# Sen1Floods11 Dataset Setup

This notebook handles downloading and processing the Sen1Floods11 dataset from the official GitHub repository.

In [None]:
# Import required libraries
import os
import zipfile
import wget
import logging
from pathlib import Path
import matplotlib.pyplot as plt
import rasterio
import numpy as np

In [None]:
# Setup logging and constants
def setup_logging():
    logging.basicConfig(
        level=logging.INFO,
        format='%(asctime)s - %(levelname)s - %(message)s'
    )

DATASET_URL = "https://github.com/cloudtostreet/Sen1Floods11/archive/refs/heads/master.zip"
DATASET_PATH = "dataset/sen1floods11.zip"
DATA_DIR = Path('dataset/Sen1Floods11-master/data')

setup_logging()

In [None]:
def download_dataset(url, save_path):
    logging.info(f"Downloading dataset from {url}")
    if not os.path.exists('dataset'):
        os.makedirs('dataset')
    if not os.path.exists(save_path):
        wget.download(url, save_path)
        print("\nDownload complete!")
    else:
        logging.info("Dataset zip already exists")

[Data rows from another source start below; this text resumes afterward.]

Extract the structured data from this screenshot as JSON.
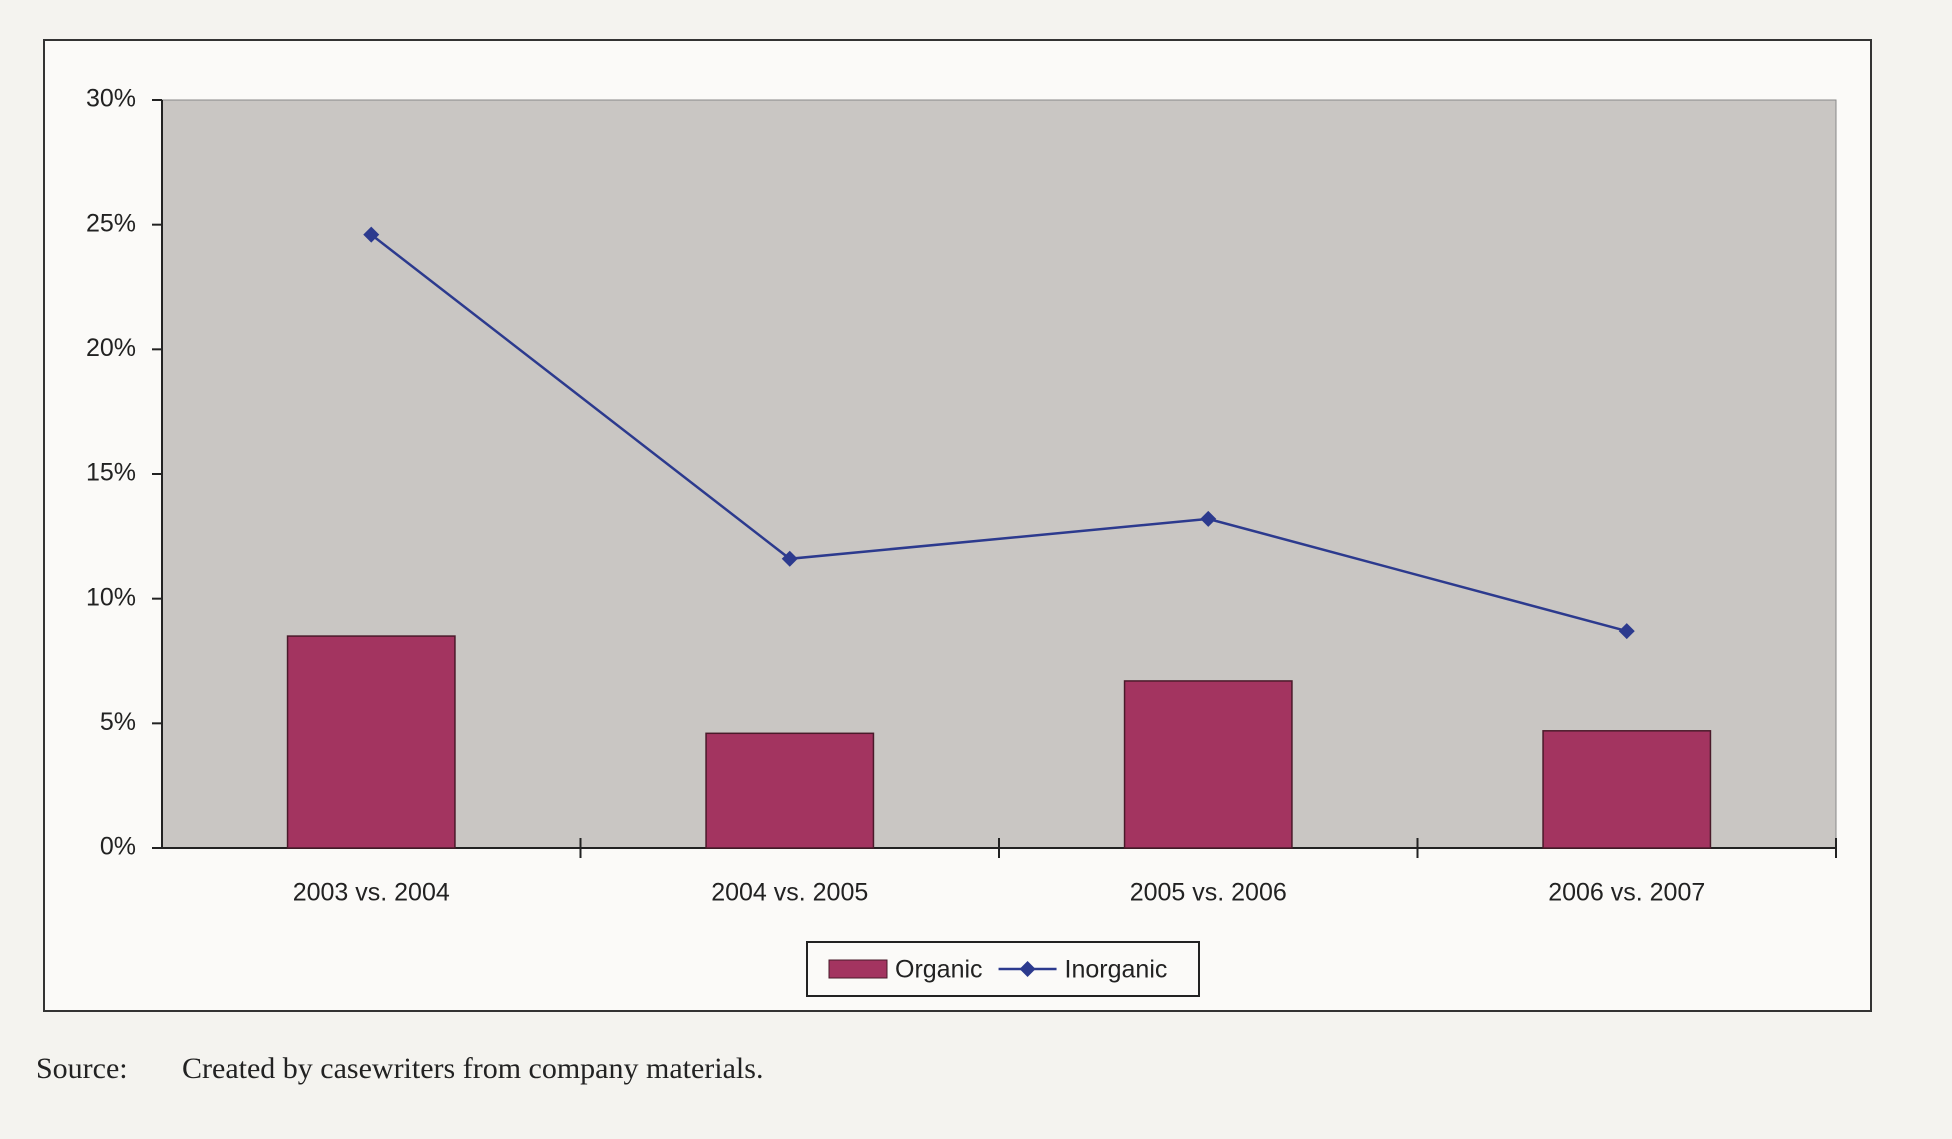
{
  "chart_data": {
    "type": "bar",
    "categories": [
      "2003 vs. 2004",
      "2004 vs. 2005",
      "2005 vs. 2006",
      "2006 vs. 2007"
    ],
    "series": [
      {
        "name": "Organic",
        "type": "bar",
        "color": "#a33460",
        "values": [
          8.5,
          4.6,
          6.7,
          4.7
        ]
      },
      {
        "name": "Inorganic",
        "type": "line",
        "color": "#2c3a8e",
        "values": [
          24.6,
          11.6,
          13.2,
          8.7
        ]
      }
    ],
    "ylim": [
      0,
      30
    ],
    "yticks": [
      {
        "value": 0,
        "label": "0%"
      },
      {
        "value": 5,
        "label": "5%"
      },
      {
        "value": 10,
        "label": "10%"
      },
      {
        "value": 15,
        "label": "15%"
      },
      {
        "value": 20,
        "label": "20%"
      },
      {
        "value": 25,
        "label": "25%"
      },
      {
        "value": 30,
        "label": "30%"
      }
    ],
    "legend": "bottom",
    "source_label": "Source:",
    "source_text": "Created by casewriters from company materials."
  }
}
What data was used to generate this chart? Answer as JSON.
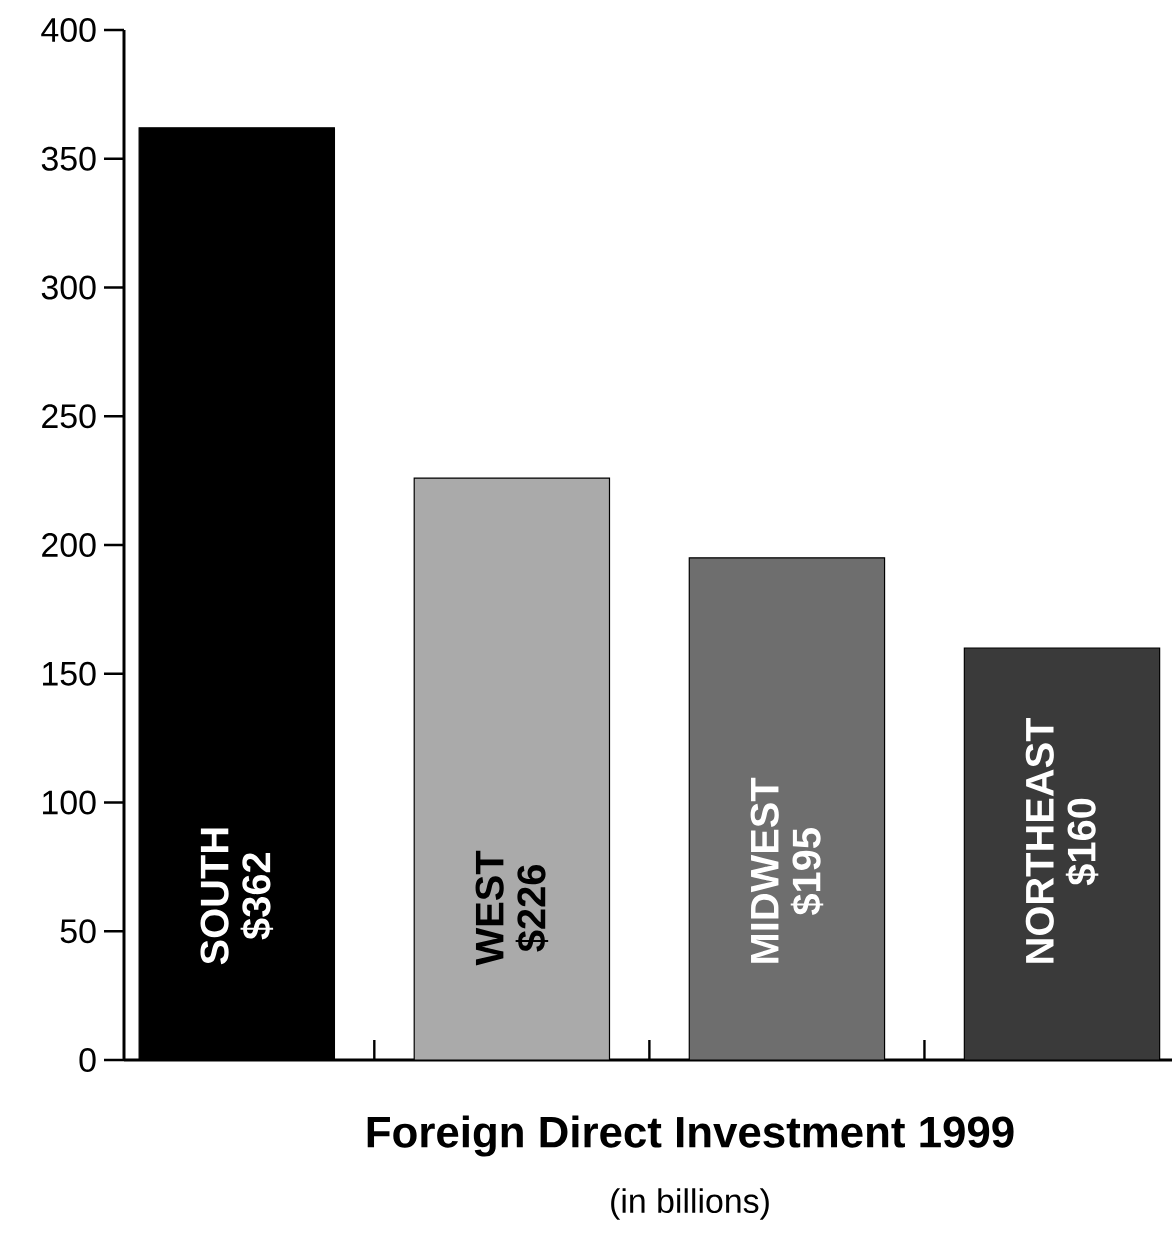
{
  "chart_data": {
    "type": "bar",
    "title": "Foreign Direct Investment 1999",
    "subtitle": "(in billions)",
    "categories": [
      "SOUTH",
      "WEST",
      "MIDWEST",
      "NORTHEAST"
    ],
    "values": [
      362,
      226,
      195,
      160
    ],
    "colors": [
      "#000000",
      "#aaaaaa",
      "#6e6e6e",
      "#3a3a3a"
    ],
    "value_labels": [
      "$362",
      "$226",
      "$195",
      "$160"
    ],
    "ylim": [
      0,
      400
    ],
    "yticks": [
      0,
      50,
      100,
      150,
      200,
      250,
      300,
      350,
      400
    ],
    "grid": false
  }
}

def extract_dataset(zip_path, extract_path):
    if not os.path.exists(DATA_DIR):
        logging.info("Extracting dataset...")
        with zipfile.ZipFile(zip_path, 'r') as zip_ref:
            zip_ref.extractall(extract_path)
        logging.info("Extraction complete!")
    else:
        logging.info("Dataset already extracted")

def find_images():
    flood_sar = list(DATA_DIR.rglob("*flood*/S1*.tif"))
    nonflood_sar = list(DATA_DIR.rglob("*non_flood*/S1*.tif"))
    flood_masks = list(DATA_DIR.rglob("*flood*/flood_mask*.tif"))
    
    logging.info(f"Found {len(flood_sar)} flood SAR images")
    logging.info(f"Found {len(nonflood_sar)} non-flood SAR images")
    logging.info(f"Found {len(flood_masks)} flood mask images")
    
    return flood_sar, nonflood_sar, flood_masks

In [None]:
def visualize_sample(sar_path, mask_path=None):
    with rasterio.open(sar_path) as src:
        sar_img = src.read(1)
    
    plt.figure(figsize=(12, 6))
    
    plt.subplot(121)
    plt.title('SAR Image')
    plt.imshow(sar_img, cmap='gray')
    
    if mask_path:
        with rasterio.open(mask_path) as src:
            mask = src.read(1)
        plt.subplot(122)
        plt.title('Flood Mask')
        plt.imshow(mask, cmap='binary')
    
    plt.tight_layout()
    plt.show()

In [None]:
# Download and process dataset
try:
    download_dataset(DATASET_URL, DATASET_PATH)
    extract_dataset(DATASET_PATH, 'dataset')
    flood_sar, nonflood_sar, flood_masks = find_images()
    
    # Visualize first flood sample if available
    if flood_sar and flood_masks:
        visualize_sample(str(flood_sar[0]), str(flood_masks[0]))
except Exception as e:
    logging.error(f"Error processing dataset: {str(e)}")
    raise